The problem I see is that enough loopholes are being drilled to make these notions inoperative. The insurance companies CAN drop you if you don't/can't pay the age-rated premium (probably sky-high for someone as old as I am), which is bound to happen once you get sick. So this becomes a stand-in for their current practices. Here's a direct quote from the White House's own "8 ways reform provides security and stability to those with or without coverage":

Guarantees Insurance Renewal: Insurance companies will be required to renew any policy as long as the policyholder pays their premium in full. Insurance companies won't be allowed to refuse renewal because someone became sick.

Another way they want to get you with the Bill: The "annual" cap @ $100,000 actually is better to limit company payouts than a 20-yr cap of $2 million or a 30-yr cap of $3 million. The writer of the TPM piece referred to evidently does not understand this at all.

For these reasons and many others the whole approach here is ridiculous. My opinion is the country will be better off if the goddamn thing DOES NOT PASS, despite the political cost to the Democrats. (And I do respect the opinion of others who differ with me on that point.)

My solution is simple: Everyone should pay a fixed % on actual earnings and receive in return lifetime coverage. We already have the mechanism to do that with Medicare. I do not buy that this is politically unfeasible. Yes, it will take many years to achieve. But passing this bill will in fact make the desired outcome even more difficult!

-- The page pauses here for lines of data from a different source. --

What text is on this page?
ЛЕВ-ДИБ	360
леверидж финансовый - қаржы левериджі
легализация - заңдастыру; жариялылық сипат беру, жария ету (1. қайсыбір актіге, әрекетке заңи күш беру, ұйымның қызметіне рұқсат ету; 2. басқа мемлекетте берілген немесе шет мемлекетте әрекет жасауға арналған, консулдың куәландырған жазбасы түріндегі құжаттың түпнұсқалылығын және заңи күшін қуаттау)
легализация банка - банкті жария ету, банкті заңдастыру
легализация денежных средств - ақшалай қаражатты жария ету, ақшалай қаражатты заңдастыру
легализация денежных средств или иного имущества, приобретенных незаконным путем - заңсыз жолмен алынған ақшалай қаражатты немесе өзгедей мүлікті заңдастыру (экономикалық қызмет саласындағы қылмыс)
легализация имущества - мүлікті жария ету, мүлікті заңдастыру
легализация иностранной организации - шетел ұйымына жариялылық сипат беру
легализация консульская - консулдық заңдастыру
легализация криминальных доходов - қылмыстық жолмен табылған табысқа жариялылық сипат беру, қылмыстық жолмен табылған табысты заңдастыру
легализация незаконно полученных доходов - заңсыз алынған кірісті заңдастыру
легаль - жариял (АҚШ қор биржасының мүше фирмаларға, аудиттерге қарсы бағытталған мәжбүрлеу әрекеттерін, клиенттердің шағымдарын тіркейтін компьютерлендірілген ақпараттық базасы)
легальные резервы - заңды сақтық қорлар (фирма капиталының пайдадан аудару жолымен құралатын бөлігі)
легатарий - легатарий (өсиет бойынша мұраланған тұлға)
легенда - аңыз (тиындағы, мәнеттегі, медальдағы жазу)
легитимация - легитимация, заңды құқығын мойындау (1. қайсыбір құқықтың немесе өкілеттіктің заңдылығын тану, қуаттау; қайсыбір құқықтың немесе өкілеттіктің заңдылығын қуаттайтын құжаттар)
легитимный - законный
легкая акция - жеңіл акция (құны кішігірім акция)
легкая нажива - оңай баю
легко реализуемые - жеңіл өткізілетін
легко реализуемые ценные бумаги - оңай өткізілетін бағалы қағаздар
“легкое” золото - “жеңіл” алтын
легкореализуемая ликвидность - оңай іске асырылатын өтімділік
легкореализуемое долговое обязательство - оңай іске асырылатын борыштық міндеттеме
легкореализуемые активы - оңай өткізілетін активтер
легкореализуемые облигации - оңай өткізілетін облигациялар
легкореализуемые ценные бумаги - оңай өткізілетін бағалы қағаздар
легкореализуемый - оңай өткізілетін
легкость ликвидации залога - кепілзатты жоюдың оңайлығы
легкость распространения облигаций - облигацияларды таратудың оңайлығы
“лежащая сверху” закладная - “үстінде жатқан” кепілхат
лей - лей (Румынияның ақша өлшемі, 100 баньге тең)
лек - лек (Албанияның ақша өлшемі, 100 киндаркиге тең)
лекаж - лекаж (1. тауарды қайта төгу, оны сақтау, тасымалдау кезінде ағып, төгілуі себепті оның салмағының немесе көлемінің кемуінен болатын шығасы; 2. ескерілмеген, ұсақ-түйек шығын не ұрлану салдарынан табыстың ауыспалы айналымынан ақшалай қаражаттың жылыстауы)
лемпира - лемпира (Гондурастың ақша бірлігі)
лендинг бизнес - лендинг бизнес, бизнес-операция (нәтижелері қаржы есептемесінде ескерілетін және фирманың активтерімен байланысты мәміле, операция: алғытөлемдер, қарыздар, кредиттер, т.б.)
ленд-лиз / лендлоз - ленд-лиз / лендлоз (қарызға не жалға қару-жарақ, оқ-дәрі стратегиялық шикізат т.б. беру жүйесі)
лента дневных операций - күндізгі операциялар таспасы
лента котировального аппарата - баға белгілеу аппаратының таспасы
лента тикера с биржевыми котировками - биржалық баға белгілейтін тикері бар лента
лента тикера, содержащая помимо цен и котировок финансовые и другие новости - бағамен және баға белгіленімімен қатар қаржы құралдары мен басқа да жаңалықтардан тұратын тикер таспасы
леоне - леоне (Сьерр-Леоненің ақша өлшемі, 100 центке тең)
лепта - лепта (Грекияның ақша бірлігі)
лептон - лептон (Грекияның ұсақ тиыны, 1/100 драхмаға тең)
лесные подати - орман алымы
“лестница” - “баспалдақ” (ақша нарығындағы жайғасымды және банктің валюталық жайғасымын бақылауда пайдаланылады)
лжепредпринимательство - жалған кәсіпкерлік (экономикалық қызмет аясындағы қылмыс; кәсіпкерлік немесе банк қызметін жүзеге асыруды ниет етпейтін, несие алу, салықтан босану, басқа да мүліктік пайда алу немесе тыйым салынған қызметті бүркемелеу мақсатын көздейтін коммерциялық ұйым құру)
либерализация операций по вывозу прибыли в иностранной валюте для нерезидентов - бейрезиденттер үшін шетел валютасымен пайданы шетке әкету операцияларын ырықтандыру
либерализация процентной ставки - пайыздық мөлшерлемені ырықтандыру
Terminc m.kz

Incidentally, the reason it was necessary to ditch the Medicare buy-in at 55 suspiciously was because the little math wizards in little Connecticut offices near Lieberman's whispered "psssst, Joe, taking those 3x ratepayers from 55 to 65 out of our actuarial computation costs us too much, that's gotta go."

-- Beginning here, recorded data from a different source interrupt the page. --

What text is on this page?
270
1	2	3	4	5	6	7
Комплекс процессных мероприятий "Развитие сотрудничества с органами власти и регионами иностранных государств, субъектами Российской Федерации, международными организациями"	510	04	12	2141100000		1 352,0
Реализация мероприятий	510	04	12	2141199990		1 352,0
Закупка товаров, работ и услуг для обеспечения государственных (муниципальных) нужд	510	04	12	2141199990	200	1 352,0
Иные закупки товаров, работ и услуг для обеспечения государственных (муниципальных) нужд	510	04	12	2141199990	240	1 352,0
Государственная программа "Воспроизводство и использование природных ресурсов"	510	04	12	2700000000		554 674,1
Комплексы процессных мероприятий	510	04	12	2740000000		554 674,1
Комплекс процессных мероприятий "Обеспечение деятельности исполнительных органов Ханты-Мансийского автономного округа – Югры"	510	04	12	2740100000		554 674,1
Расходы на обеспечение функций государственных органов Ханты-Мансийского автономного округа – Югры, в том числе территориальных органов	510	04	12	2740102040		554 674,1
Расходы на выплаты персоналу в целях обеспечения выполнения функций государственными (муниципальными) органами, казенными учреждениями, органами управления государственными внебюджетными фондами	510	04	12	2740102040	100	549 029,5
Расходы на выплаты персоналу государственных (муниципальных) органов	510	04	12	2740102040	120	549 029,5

If it would have taken that step towards Medicare for all, I was perhaps ready to tip on the side of feeling the vulgar costs of this bill were worth it. No more.

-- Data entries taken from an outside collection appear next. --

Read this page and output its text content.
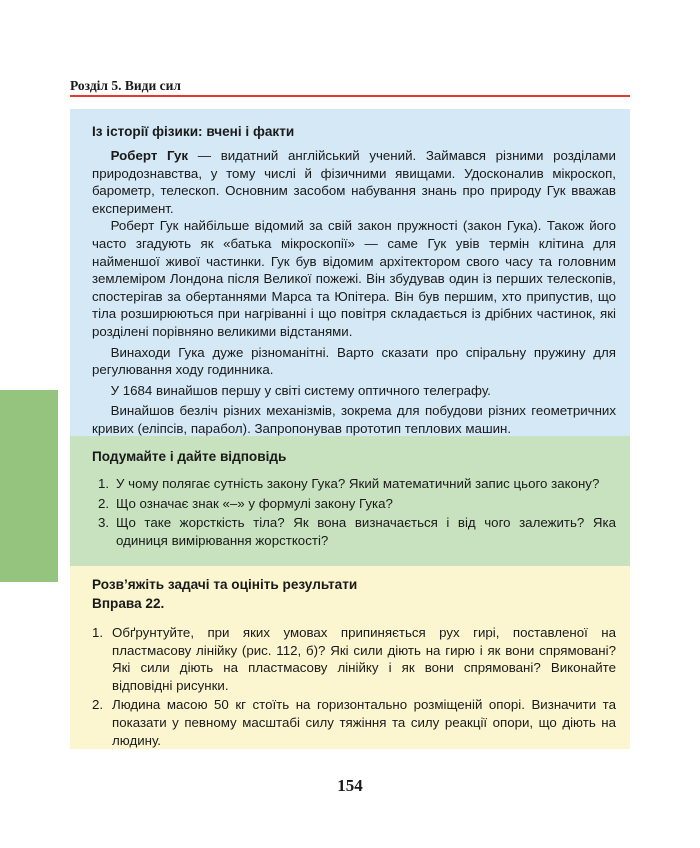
Розділ 5. Види сил
Із історії фізики: вчені і факти

Роберт Гук — видатний англійський учений. Займався різними розділами природознавства, у тому числі й фізичними явищами. Удосконалив мікроскоп, барометр, телескоп. Основним засобом набування знань про природу Гук вважав експеримент.

Роберт Гук найбільше відомий за свій закон пружності (закон Гука). Також його часто згадують як «батька мікроскопії» — саме Гук увів термін клітина для найменшої живої частинки. Гук був відомим архітектором свого часу та головним землеміром Лондона після Великої пожежі. Він збудував один із перших телескопів, спостерігав за обертаннями Марса та Юпітера. Він був першим, хто припустив, що тіла розширюються при нагріванні і що повітря складається із дрібних частинок, які розділені порівняно великими відстанями.

Винаходи Гука дуже різноманітні. Варто сказати про спіральну пружину для регулювання ходу годинника.

У 1684 винайшов першу у світі систему оптичного телеграфу.

Винайшов безліч різних механізмів, зокрема для побудови різних геометричних кривих (еліпсів, парабол). Запропонував прототип теплових машин.

Подумайте і дайте відповідь
1. У чому полягає сутність закону Гука? Який математичний запис цього закону?
2. Що означає знак «–» у формулі закону Гука?
3. Що таке жорсткість тіла? Як вона визначається і від чого залежить? Яка одиниця вимірювання жорсткості?
Розв’яжіть задачі та оцініть результати
Вправа 22.
1. Обґрунтуйте, при яких умовах припиняється рух гирі, поставленої на пластмасову лінійку (рис. 112, б)? Які сили діють на гирю і як вони спрямовані? Які сили діють на пластмасову лінійку і як вони спрямовані? Виконайте відповідні рисунки.
2. Людина масою 50 кг стоїть на горизонтально розміщеній опорі. Визначити та показати у певному масштабі силу тяжіння та силу реакції опори, що діють на людину.
154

Also, older people can be charged (0.00 / 0)
three or five times more (I've seen both) than younger people simply on premiums because they're old. And it must be remembered why Medicare was created in the first place: seniors consume more health care than younger people and so cost insurers' bottom line more, and so the premiums they charged were simply unaffordable to most.

Why we are insisting on keeping a system that does not provide care or reduce the cost of that care, while skimming money off the top, is beyond me. It is time to eliminate the health insurers from the equation.


[ Parent ]
Fewer Dems in the House (0.00 / 0)
Not necessarily a bad thing. That would mean it would take fewer votes from the anti-war Kucinich-Woolsey-Pingree fold to derail awful White House ramrod tactics. There are sure to be more situations where Republicans and anti-war progressives find common cause.